Neben dieser sehr symbolischen und abstrakten Inszenierung steht eine äußerst bildhafte und fast kindliche Art des Theaters. Barkhatov scheint nämlich – mit Unterstützung von Olga Shaishmelashvili und ihren stark kontrastierenden Kostümen, die zwischen orthodoxem Sticharion, Kinderpyjama und dem Anzug eines Politikers wechseln – «Boris Godunow» aus der Perspektive des autistischen Sohnes des Zaren, Fjodor, inszeniert zu haben. In der Tat spielt der gesamte zweite Teil der Oper in einem Kinderparadies mit Rutsche, Bällebad und großem Spielparcours. Hier begegnet man wieder dem Barkhatov des «Grand Macabre» in Frankfurt von 2023 oder der «Turandot» in Neapel desselben Jahres – und damit einer gewissen Form visueller Überfülle, einer fast dekadenten Szenografie, die man diesmal jedoch nicht allzu streng beurteilen sollte. Es ist geradezu genial, etwa eine Duma von Bojaren im Politiker-Anzug auf einem Kinderspielplatz versammelt zu sehen, die über die Hinrichtung des falschen Zaren Dmitri mit grünen oder roten Bällen aus dem Bällebad abstimmt.

Diese Inszenierung macht sich über die Macht der „Großen“ lustig und stellt zugleich die Naivität des Kindes den großen historischen Bewegungen gegenüber. Schließlich liegt die Zukunft Russlands bereits in den Händen des jungen Fjodor, und Vasily Barkhatov hat, indem er die Oper ausgehend von der Autismus-Perspektive des Kindes inszeniert und diese in einer bedrückenden, in sich geschlossenen Bühnenarchitektur zum Ausdruck bringt, eine völlig neue Lesart dieses Werkes gefunden.

Das Bühnenbild des zweiten Teils (3. und 4. Akt) zeigt die Welt aus der Kindersicht des autistischen Zarensohns Fjodor © Jean-Louis Fernandez

Das Orchester der Opéra National de Lyon konnte sich erneut in einem Repertoire hervortun, das ihm ansonsten nicht sehr vertraut ist (zuletzt nahm es sich 2021 mit «Der goldene Hahn» von Rimski-Korsakov eines großen russischen Opernwerks an). Doch man muss dem Kaiser geben, was des Kaisers ist, und Vitali Alekseenok, was Vitali Alekseenok gebührt: Er dirigiert diese Oper mit großer Finesse und ehrt, die bedeutenden Nuancen bei Mussorgski respektierend, die reiche Farbpalette des Komponisten, die von slawischen Harmonien und russischer Volksmusik bis hin zu dunkleren lyrischen Passagen und starken religiösen Tonalitäten reicht.

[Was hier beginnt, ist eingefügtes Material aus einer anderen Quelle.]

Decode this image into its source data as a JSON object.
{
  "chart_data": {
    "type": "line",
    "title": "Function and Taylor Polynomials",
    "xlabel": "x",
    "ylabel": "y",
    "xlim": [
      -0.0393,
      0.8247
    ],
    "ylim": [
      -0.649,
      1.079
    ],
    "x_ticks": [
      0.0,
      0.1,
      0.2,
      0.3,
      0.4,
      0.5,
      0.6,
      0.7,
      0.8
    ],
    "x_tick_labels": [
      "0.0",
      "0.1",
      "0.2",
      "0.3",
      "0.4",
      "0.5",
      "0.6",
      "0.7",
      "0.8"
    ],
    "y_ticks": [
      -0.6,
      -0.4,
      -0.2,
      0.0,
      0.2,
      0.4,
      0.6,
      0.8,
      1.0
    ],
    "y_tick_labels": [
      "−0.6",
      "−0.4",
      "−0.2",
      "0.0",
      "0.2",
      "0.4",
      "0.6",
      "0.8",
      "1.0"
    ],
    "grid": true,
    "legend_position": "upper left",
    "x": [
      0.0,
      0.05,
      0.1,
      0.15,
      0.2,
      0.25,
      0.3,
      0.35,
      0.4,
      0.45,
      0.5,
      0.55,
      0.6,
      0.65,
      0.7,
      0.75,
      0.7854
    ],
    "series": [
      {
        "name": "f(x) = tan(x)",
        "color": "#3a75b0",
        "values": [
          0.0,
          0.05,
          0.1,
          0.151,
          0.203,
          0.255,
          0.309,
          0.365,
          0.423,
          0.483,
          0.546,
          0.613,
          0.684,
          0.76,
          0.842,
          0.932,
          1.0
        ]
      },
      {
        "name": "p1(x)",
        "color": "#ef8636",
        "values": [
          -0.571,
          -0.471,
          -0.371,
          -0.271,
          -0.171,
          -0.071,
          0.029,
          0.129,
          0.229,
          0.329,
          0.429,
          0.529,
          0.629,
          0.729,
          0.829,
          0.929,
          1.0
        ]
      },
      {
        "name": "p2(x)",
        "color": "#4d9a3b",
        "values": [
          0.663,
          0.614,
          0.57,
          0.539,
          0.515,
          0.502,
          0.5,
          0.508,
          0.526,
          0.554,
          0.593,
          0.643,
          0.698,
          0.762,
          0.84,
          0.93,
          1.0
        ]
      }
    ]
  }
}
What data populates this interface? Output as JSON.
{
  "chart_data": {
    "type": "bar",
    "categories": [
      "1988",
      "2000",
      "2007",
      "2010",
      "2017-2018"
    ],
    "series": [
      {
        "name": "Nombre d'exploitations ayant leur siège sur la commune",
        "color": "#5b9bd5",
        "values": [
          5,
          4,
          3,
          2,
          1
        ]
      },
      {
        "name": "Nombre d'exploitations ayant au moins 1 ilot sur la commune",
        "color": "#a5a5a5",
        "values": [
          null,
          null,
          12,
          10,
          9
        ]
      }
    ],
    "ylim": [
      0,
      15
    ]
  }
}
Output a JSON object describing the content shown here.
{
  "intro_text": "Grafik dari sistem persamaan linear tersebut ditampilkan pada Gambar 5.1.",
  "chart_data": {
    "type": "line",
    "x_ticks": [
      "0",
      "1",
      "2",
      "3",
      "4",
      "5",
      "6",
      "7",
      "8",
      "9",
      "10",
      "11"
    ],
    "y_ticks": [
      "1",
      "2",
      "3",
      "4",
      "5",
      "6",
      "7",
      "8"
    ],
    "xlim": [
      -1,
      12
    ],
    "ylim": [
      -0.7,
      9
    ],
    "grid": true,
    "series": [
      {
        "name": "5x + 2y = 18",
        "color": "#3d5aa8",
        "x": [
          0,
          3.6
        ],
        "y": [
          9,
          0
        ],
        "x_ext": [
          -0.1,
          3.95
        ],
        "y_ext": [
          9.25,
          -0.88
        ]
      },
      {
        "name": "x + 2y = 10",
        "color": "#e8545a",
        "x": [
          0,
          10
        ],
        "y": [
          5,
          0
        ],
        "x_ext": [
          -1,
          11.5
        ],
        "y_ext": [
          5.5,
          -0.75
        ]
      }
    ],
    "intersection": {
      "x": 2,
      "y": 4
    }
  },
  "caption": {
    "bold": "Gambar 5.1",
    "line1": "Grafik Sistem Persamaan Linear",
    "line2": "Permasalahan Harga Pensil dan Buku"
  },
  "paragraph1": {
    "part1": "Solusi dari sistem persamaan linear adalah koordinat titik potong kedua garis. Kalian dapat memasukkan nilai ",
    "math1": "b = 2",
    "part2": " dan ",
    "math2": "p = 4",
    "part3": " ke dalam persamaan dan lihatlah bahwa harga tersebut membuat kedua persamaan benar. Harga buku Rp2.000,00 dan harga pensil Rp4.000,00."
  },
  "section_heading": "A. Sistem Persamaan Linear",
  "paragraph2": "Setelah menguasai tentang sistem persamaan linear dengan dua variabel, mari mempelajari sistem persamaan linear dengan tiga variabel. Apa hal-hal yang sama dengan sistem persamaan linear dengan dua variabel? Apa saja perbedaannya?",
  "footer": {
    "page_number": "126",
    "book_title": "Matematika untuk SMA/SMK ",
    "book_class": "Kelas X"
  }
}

Der russische Bass Dmitry Ulyanov in der Hauptrolle erfüllt die Erwartungen und schafft es, in der tiefen Stimmlage den Schmerz und die Sorge des Zaren zu vermitteln. Besonders in der letzten Szene, in der Ostinati und Glockenspiel das Schicksal des Herrschers, der tot zu Boden fällt, besiegeln, zeigt er seine Stärke. Dennoch hätte man sich etwas mehr Paranoia sowohl im Spiel als auch in der Stimme gewünscht, besonders bei der Wiederkehr des Motivs des ermordeten Zarewitsches.

In der Rolle des Fjodor zeigt der Countertenor Iurii Iushkevich, dass er seine kristallklare Stimme perfekt an ein nicht-barockes Repertoire anpassen kann, und liefert erneut eine hervorragende Leistung ab. Die Mezzosopranistin Dora Jana Klarić, in der Rolle der Amme, meistert mit Präsenz die komplexe Partie in der ersten Szene des dritten Akts, begleitet von Xenia, der Tochter des Zaren, dargestellt von der vielversprechenden Sopranistin Eva Langeland Gjerde aus dem Lyon Opéra Studio.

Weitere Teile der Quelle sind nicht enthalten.